Cohere Documentation

The most common way to access Cohere’s large language models (LLMs) is through the Cohere platform, which is fully managed by Cohere and accessible through an API.

But that’s not the only way to access Cohere’s models. In an enterprise setting, organizations might require more control over where and how the models are hosted.

Specifically, Cohere offers four types of deployment options.

Cohere Platform
Cloud AI Services
Private Deployments - Cloud
Private Deployments - On-Premises

Cohere platform

This is the fastest and easiest way to start using Cohere’s models. The models are hosted on Cohere infrastructure and available on our public SaaS platform (which provides an API data opt-out), which is fully managed by Cohere.

Cloud AI services

These managed services enable enterprises to access Cohere’s models on cloud AI services. In this scenario, Cohere’s models are hosted on the cloud provider’s infrastructure. Cohere is cloud-agnostic, meaning you can deploy our models through any cloud provider.

AWS

Developers can access a range of Cohere’s language models in a private environment via Amazon’s AWS Cloud platform. Cohere’s models are supported on two Amazon services: Amazon Bedrock and Amazon SageMaker.

Amazon Bedrock

Amazon Bedrock is a fully managed service where foundational models from Cohere are made available through a single, serverless API. Read about Bedrock here.

View Cohere’s models on Amazon Bedrock.

Amazon SageMaker

Amazon SageMaker is a service that allows customers to prepare data and build, train, and deploy machine learning (ML) models for any use case with fully managed infrastructure, tools, and workflows. Read about SageMaker here.

Cohere offers a comprehensive suite of generative and embedding models through SageMaker on a range of hardware options, many of which support finetuning for deeper customization and performance.

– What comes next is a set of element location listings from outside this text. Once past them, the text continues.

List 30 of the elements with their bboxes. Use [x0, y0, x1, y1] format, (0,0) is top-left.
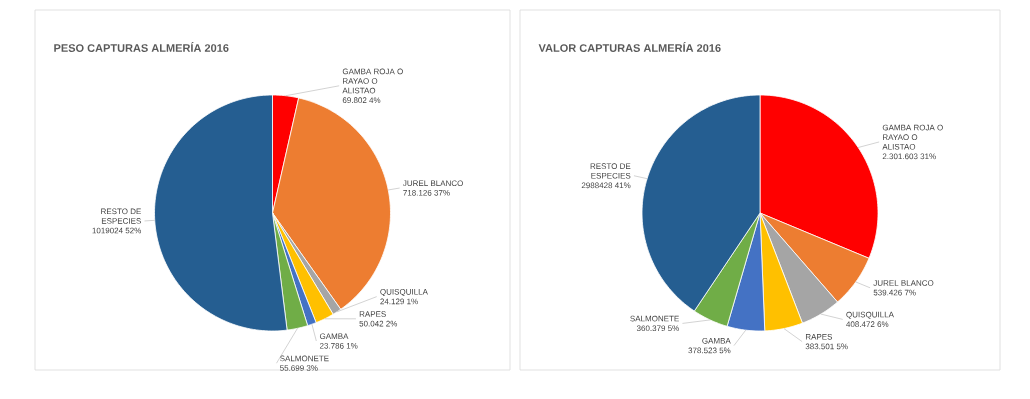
slice-label: RESTO DE ESPECIES: [590, 163, 631, 179]
slice-label: GAMBA ROJA O RAYAO O ALISTAO: [342, 68, 403, 94]
data-label: 1019024 52%: [92, 227, 141, 234]
data-label: 378.523 5%: [688, 347, 731, 354]
slice-label: JUREL BLANCO: [873, 280, 934, 286]
slice-label: QUISQUILLA: [846, 311, 894, 319]
slice-label: QUISQUILLA: [380, 289, 428, 297]
slice-label: GAMBA: [319, 333, 349, 340]
data-label: 24.129 1%: [380, 298, 418, 305]
data-label: 50.042 2%: [359, 320, 398, 327]
slice-label: GAMBA ROJA O RAYAO O ALISTAO: [882, 124, 943, 150]
data-label: 360.379 5%: [636, 325, 679, 332]
data-label: 408.472 6%: [846, 321, 889, 328]
slice-label: RESTO DE ESPECIES: [101, 208, 141, 224]
data-label: 383.501 5%: [805, 343, 848, 350]
slice-label: GAMBA: [702, 337, 731, 344]
slice-label: JUREL BLANCO: [402, 180, 463, 187]
slice-label: RAPES: [359, 311, 386, 317]
slice-label: RAPES: [805, 333, 833, 340]
data-label: 718.126 37%: [403, 189, 450, 196]
data-label: 2988428 41%: [581, 182, 631, 189]
data-label: 55.699 3%: [280, 365, 318, 371]
data-label: 2.301.603 31%: [882, 153, 936, 160]
chart-title: VALOR CAPTURAS ALMERÍA 2016: [538, 42, 721, 52]
data-label: 539.426 7%: [873, 289, 916, 296]
data-label: 23.786 1%: [319, 343, 358, 349]
slice-label: SALMONETE: [280, 355, 329, 362]
data-label: 69.802 4%: [342, 97, 381, 104]
chart-title: PESO CAPTURAS ALMERÍA 2016: [54, 42, 229, 52]
slice-label: SALMONETE: [630, 315, 679, 322]
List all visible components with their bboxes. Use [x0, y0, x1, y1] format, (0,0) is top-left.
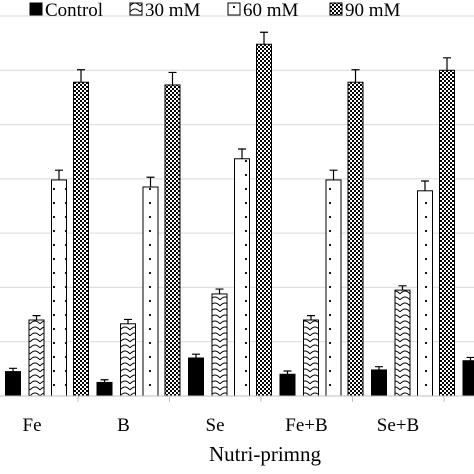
error-bar: [398, 285, 407, 291]
bar-90-mm-se-b-4: [439, 69, 455, 397]
legend-label-90-mm: 90 mM: [345, 0, 401, 21]
error-bar: [443, 57, 451, 71]
bar-control-fe-0: [5, 371, 21, 397]
x-tick-label: Fe: [23, 415, 42, 436]
bar-90-mm-fe-b-3: [347, 81, 364, 397]
error-bar: [351, 69, 360, 83]
error-bar: [215, 288, 224, 294]
bar-90-mm-fe-0: [73, 81, 89, 397]
error-bar: [32, 315, 41, 320]
legend-label-control: Control: [45, 0, 103, 21]
bar-30-mm-b-1: [120, 323, 136, 397]
x-tick-label: Se: [206, 415, 225, 436]
error-bar: [100, 379, 109, 383]
legend: Control 30 mM 60 mM 90 mM: [29, 0, 401, 21]
error-bar: [9, 367, 17, 372]
bar-control-se-2: [188, 357, 204, 397]
error-bar: [283, 370, 292, 375]
error-bar: [466, 356, 474, 361]
bars: [5, 31, 474, 397]
x-tick-label: Fe+B: [285, 415, 327, 436]
bar-control-fe-b-3: [279, 373, 296, 397]
error-bar: [192, 353, 200, 358]
x-axis-title: Nutri-primng: [209, 442, 321, 466]
bar-control-fe-5: [462, 360, 474, 397]
bar-30-mm-se-b-4: [394, 289, 411, 397]
legend-label-60-mm: 60 mM: [243, 0, 299, 21]
legend-swatch-60-mm: [227, 2, 241, 16]
bar-30-mm-se-2: [211, 293, 228, 397]
error-bar: [124, 318, 132, 324]
error-bar: [329, 169, 338, 180]
bar-30-mm-fe-b-3: [303, 319, 319, 397]
bar-90-mm-se-2: [256, 43, 272, 397]
error-bar: [238, 148, 246, 159]
bar-60-mm-fe-0: [51, 179, 67, 397]
error-bar: [260, 31, 268, 45]
bar-60-mm-se-b-4: [417, 190, 433, 397]
bar-60-mm-se-2: [234, 158, 250, 397]
error-bar: [421, 180, 429, 191]
error-bar: [307, 315, 315, 320]
legend-swatch-90-mm: [329, 2, 343, 16]
legend-swatch-30-mm: [129, 2, 143, 16]
bar-30-mm-fe-0: [28, 319, 45, 397]
error-bar: [375, 366, 383, 370]
legend-swatch-control: [29, 2, 43, 16]
error-bar: [55, 169, 63, 180]
x-tick-label: Se+B: [377, 415, 419, 436]
error-bar: [77, 69, 85, 83]
legend-label-30-mm: 30 mM: [145, 0, 201, 21]
bar-90-mm-b-1: [164, 84, 181, 397]
error-bar: [146, 176, 155, 187]
x-tick-label: B: [117, 415, 130, 436]
error-bar: [168, 71, 177, 85]
bar-control-b-1: [96, 381, 113, 397]
bar-control-se-b-4: [371, 369, 387, 397]
bar-60-mm-fe-b-3: [325, 179, 342, 397]
bar-60-mm-b-1: [142, 186, 159, 397]
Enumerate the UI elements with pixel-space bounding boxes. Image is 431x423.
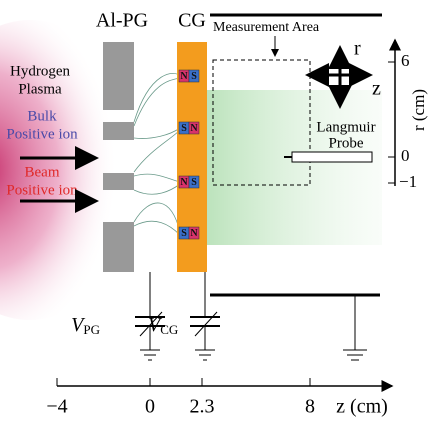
r-axis-label: r (cm) (409, 89, 428, 131)
probe-label: Langmuir (316, 119, 375, 135)
plasma-label: Hydrogen (10, 63, 70, 79)
pg-label: Al-PG (96, 10, 148, 32)
z-label: z (372, 78, 381, 100)
r-tick: −1 (399, 172, 417, 191)
circuit (135, 272, 380, 360)
probe-label: Probe (329, 135, 364, 151)
z-tick: 2.3 (190, 396, 215, 418)
magnet-pole: S (181, 228, 187, 239)
v-subscript: CG (160, 322, 178, 337)
z-tick: −4 (46, 396, 67, 418)
probe (292, 152, 372, 162)
beam-region (207, 90, 382, 245)
magnet-pole: N (180, 177, 188, 188)
magnet-pole: N (190, 228, 198, 239)
magnet-pole: S (181, 123, 187, 134)
magnet-pole: S (191, 71, 197, 82)
z-axis-label: z (cm) (336, 396, 388, 418)
plasma-label: Plasma (18, 81, 62, 97)
bulk-label: Bulk (27, 108, 57, 124)
beam-label: Positive ion (6, 182, 78, 198)
diagram: NSSNNSSN Al-PG CG Measurement Area r z L… (0, 0, 431, 423)
measurement-label: Measurement Area (213, 20, 320, 35)
bulk-label: Positive ion (6, 126, 78, 142)
cg-label: CG (178, 10, 206, 32)
z-tick: 0 (145, 396, 155, 418)
r-tick: 6 (401, 51, 410, 70)
beam-label: Beam (25, 164, 60, 180)
field-lines (134, 73, 180, 235)
magnet-pole: S (191, 177, 197, 188)
magnet-pole: N (180, 71, 188, 82)
r-label: r (354, 38, 361, 60)
v-pg: VPG (71, 314, 100, 337)
r-tick: 0 (401, 146, 410, 165)
z-tick: 8 (305, 396, 315, 418)
z-ticks (57, 378, 310, 386)
v-subscript: PG (83, 322, 100, 337)
magnet-pole: N (190, 123, 198, 134)
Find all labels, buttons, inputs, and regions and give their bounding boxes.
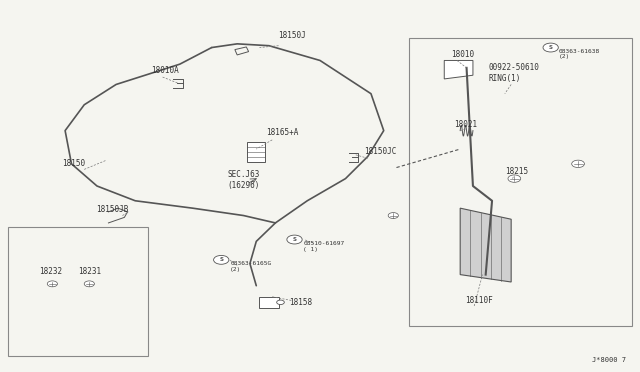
Text: SEC.J63
(16296): SEC.J63 (16296) — [228, 170, 260, 190]
Text: 18232: 18232 — [40, 267, 63, 276]
Bar — [8, 227, 148, 356]
Bar — [246, 142, 264, 162]
Text: 18165+A: 18165+A — [266, 128, 298, 137]
Text: 18158: 18158 — [289, 298, 312, 307]
Circle shape — [508, 175, 521, 182]
Circle shape — [543, 43, 558, 52]
Text: 08363-6165G
(2): 08363-6165G (2) — [230, 261, 271, 272]
Circle shape — [388, 212, 398, 218]
Text: 00922-50610
RING(1): 00922-50610 RING(1) — [489, 63, 540, 83]
Polygon shape — [460, 208, 511, 282]
Bar — [259, 297, 278, 308]
Circle shape — [276, 300, 284, 305]
Circle shape — [47, 281, 58, 287]
Text: 18021: 18021 — [454, 120, 477, 129]
Polygon shape — [444, 61, 473, 79]
Circle shape — [84, 281, 95, 287]
Text: 18110F: 18110F — [465, 296, 493, 305]
Text: 18150JC: 18150JC — [365, 147, 397, 156]
Text: 18010A: 18010A — [151, 66, 179, 75]
Text: 08363-61638
(2): 08363-61638 (2) — [558, 49, 600, 60]
Text: 18231: 18231 — [78, 267, 101, 276]
Text: J*8000 7: J*8000 7 — [592, 357, 626, 363]
Text: 08510-61697
( 1): 08510-61697 ( 1) — [303, 241, 345, 252]
Text: 18010: 18010 — [451, 49, 474, 59]
Circle shape — [214, 256, 229, 264]
Text: S: S — [292, 237, 296, 242]
Text: 18215: 18215 — [505, 167, 528, 176]
Text: 18150: 18150 — [62, 159, 85, 168]
Circle shape — [572, 160, 584, 167]
Text: S: S — [220, 257, 223, 262]
Text: 18150J: 18150J — [278, 31, 307, 40]
Bar — [409, 38, 632, 326]
Text: 18150JB: 18150JB — [96, 205, 128, 214]
Text: S: S — [548, 45, 553, 50]
Circle shape — [287, 235, 302, 244]
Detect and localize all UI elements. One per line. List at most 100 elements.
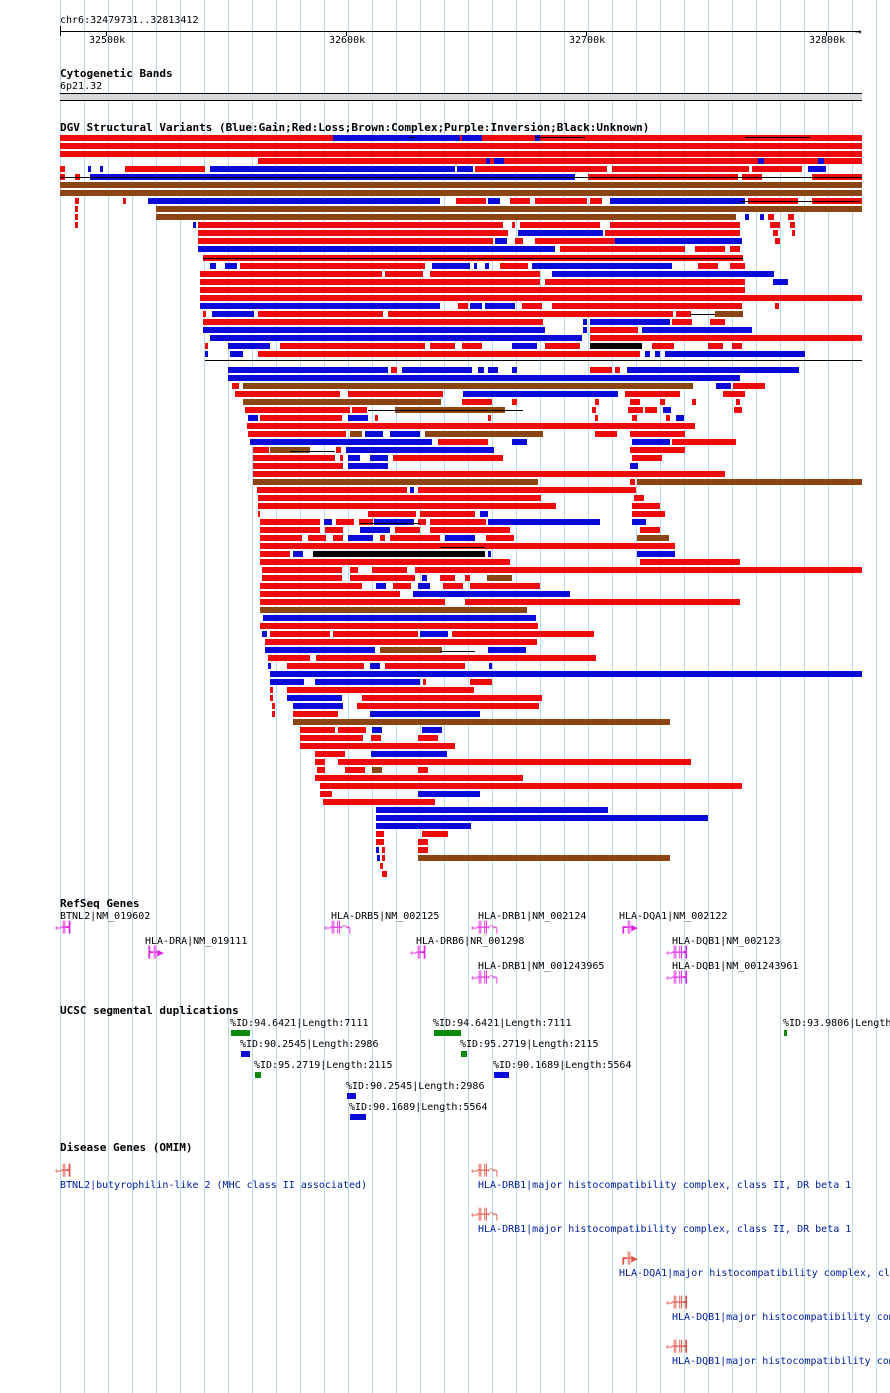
dgv-variant-bar[interactable] [377, 855, 380, 861]
dgv-variant-bar[interactable] [457, 166, 473, 172]
dgv-variant-bar[interactable] [768, 214, 774, 220]
dgv-variant-bar[interactable] [348, 391, 443, 397]
dgv-variant-bar[interactable] [345, 767, 365, 773]
dgv-variant-bar[interactable] [645, 351, 650, 357]
omim-gene-icon[interactable]: ⇐╫╫⌒╮ [471, 1164, 500, 1177]
dgv-variant-bar[interactable] [413, 591, 570, 597]
dgv-variant-bar[interactable] [260, 535, 302, 541]
dgv-variant-bar[interactable] [260, 527, 320, 533]
dgv-variant-bar[interactable] [758, 158, 764, 164]
dgv-variant-bar[interactable] [610, 198, 745, 204]
dgv-variant-bar[interactable] [583, 327, 587, 333]
dgv-variant-bar[interactable] [370, 455, 388, 461]
omim-label[interactable]: HLA-DRB1|major histocompatibility comple… [478, 1180, 852, 1191]
dgv-variant-bar[interactable] [247, 423, 695, 429]
dgv-variant-bar[interactable] [632, 519, 646, 525]
dgv-variant-bar[interactable] [262, 567, 342, 573]
dgv-variant-bar[interactable] [245, 407, 350, 413]
dgv-variant-bar[interactable] [395, 527, 420, 533]
dgv-variant-bar[interactable] [260, 559, 510, 565]
dgv-variant-bar[interactable] [350, 575, 415, 581]
dgv-variant-bar[interactable] [200, 303, 440, 309]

View Cohere’s model listing on the AWS Marketplace.

Azure AI Foundry

Azure AI Foundry is a platform that is designed for developers to build generative AI applications on an enterprise-grade platform. Developers can explore a wide range of models, services, and capabilities to build AI applications that meet their specific goals.

View Cohere’s models on Azure AI Foundry.

OCI Generative AI Service

Oracle Cloud Infrastructure Generative AI is a fully managed service that enables you to use Cohere’s generative and embedding models through an API.

Private deployments

Cloud (VPC)

Private deployments (cloud) allow enterprises to deploy the Cohere stack privately on cloud platforms. With AWS, Cohere’s models can be deployed in an enterprise’s AWS Cloud environment via their own VPC (EC2, EKS). Compared to managed cloud services, VPC deployments provide tighter control and compliance. No egress is another common reason for going with VPCs. Overall, the VPC option has a higher management burden but offers more flexibility.

On-premises

Private deployments on-premises (on-prem) allow enterprises to deploy the Cohere stack privately on their own compute. This includes air-gapped environments where systems are physically isolated from unsecured networks, providing maximum security for sensitive workloads.